Serum total p-cresol and indoxyl sulfate correlated with stage of chronic kidney disease in renal transplant recipients
Huang, S.-T.; Shu, K.-H.; Cheng, C.-H.; Wu, M.-J.; Yu, T.-M.; Chuang, Y.-W.; Chen, C.-H.
Transplantation Proceedings 44(3): 621-624
Uremic toxins are considered cardiovascular and mortality risk factors in chronic kidney disease (CKD) patients. Both p-cresol and indoxyl sulfate have been shown to induce oxidative stress in vitro and subsequent endothelial dysfunction in uremic patients. Our study evaluated the levels of p-cresol and indoxyl sulfate, and whether they contribute to the progression of CKD in transplant recipients.

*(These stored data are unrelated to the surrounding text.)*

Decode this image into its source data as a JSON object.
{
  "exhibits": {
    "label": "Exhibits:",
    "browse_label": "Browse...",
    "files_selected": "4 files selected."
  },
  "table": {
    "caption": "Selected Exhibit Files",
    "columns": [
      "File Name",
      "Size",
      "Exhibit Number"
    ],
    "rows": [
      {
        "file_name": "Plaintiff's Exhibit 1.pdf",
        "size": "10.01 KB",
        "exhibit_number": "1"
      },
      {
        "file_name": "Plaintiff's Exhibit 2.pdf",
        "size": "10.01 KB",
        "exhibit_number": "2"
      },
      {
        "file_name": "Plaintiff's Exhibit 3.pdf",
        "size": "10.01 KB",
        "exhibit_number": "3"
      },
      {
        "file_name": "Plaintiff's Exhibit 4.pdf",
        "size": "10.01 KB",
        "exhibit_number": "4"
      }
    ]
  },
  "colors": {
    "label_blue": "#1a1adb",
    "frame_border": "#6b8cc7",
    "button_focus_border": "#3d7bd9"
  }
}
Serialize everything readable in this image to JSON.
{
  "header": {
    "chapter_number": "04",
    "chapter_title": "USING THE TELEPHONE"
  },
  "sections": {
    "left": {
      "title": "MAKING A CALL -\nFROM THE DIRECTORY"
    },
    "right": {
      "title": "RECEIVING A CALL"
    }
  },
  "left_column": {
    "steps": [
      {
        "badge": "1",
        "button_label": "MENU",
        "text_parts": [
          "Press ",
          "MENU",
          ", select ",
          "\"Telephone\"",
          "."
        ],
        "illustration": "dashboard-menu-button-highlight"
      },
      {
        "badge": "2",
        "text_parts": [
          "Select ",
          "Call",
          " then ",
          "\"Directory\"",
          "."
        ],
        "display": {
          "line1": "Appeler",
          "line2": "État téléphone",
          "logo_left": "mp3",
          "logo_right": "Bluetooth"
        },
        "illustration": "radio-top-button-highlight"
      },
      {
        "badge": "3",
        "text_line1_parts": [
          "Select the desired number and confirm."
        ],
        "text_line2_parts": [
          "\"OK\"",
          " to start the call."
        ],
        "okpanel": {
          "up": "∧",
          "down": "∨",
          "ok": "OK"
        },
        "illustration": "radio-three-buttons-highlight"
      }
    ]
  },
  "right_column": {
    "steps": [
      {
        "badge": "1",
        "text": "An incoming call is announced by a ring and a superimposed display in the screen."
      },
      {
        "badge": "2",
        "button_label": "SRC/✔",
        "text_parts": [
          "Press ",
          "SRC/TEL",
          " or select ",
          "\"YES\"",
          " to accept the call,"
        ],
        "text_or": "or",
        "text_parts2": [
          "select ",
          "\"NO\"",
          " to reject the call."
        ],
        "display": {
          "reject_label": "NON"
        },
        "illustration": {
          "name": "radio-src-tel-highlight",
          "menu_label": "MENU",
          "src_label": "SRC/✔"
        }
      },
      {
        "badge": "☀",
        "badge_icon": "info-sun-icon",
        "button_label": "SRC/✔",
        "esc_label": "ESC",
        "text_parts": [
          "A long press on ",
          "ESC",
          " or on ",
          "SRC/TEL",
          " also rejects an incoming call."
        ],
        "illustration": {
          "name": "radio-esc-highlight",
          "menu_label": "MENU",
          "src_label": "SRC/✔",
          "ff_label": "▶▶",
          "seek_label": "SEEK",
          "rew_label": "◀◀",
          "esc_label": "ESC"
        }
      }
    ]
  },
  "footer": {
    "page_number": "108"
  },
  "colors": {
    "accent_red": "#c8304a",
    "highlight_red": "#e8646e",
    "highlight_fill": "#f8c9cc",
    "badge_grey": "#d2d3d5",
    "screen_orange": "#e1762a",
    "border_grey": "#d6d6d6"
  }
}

We retrospectively evaluated 95 patients who had received a transplant from February 1987 to June 2010 in our center; the recipients had a mean transplant duration of 5.3 ± 4.9 years and a mean age of 47.8 ± 14.1 years. Among them, 56.8% (54/95) were male. Patients with glomerular filtration rate (GFR) ≥ 60 mL/min/1.73 m(2) were selected for group 1 (n = 35), and those with GFR < 60 mL/min/1.73 m(2) were selected for group 2 (n = 60). Demographic and clinical data were compared between groups. Serum and urine levels of p-cresol and indoxyl sulfate were also obtained. Baseline serum p-cresol and indoxyl sulfate levels were significantly higher in advanced CKD stages (P = .001 and <.0001, respectively). Patients at advanced CKD stages (group 2) had lower serum levels of hemoglobin and albumin (P < .0001), but higher levels of total cholesterol, triglyceride, and uric acid levels (P = .04, .04 and .001, respectively). Body mass index, C-reactive protein, and serum calcium and phosphate levels showed no significant differences between groups. The cut-off value for serum p-cresol between groups was 1.28 umol/L (P = .01), and that for the indoxyl sulfate level was 0.98 umol/L (P = .0001). The serum p-cresol and indoxyl sulfate levels were significantly higher in advanced CKD stages in transplant recipients. To evaluate the use of serum p-cresol and indoxyl sulfate levels as a predictive tool for survival, larger clinical studies are needed.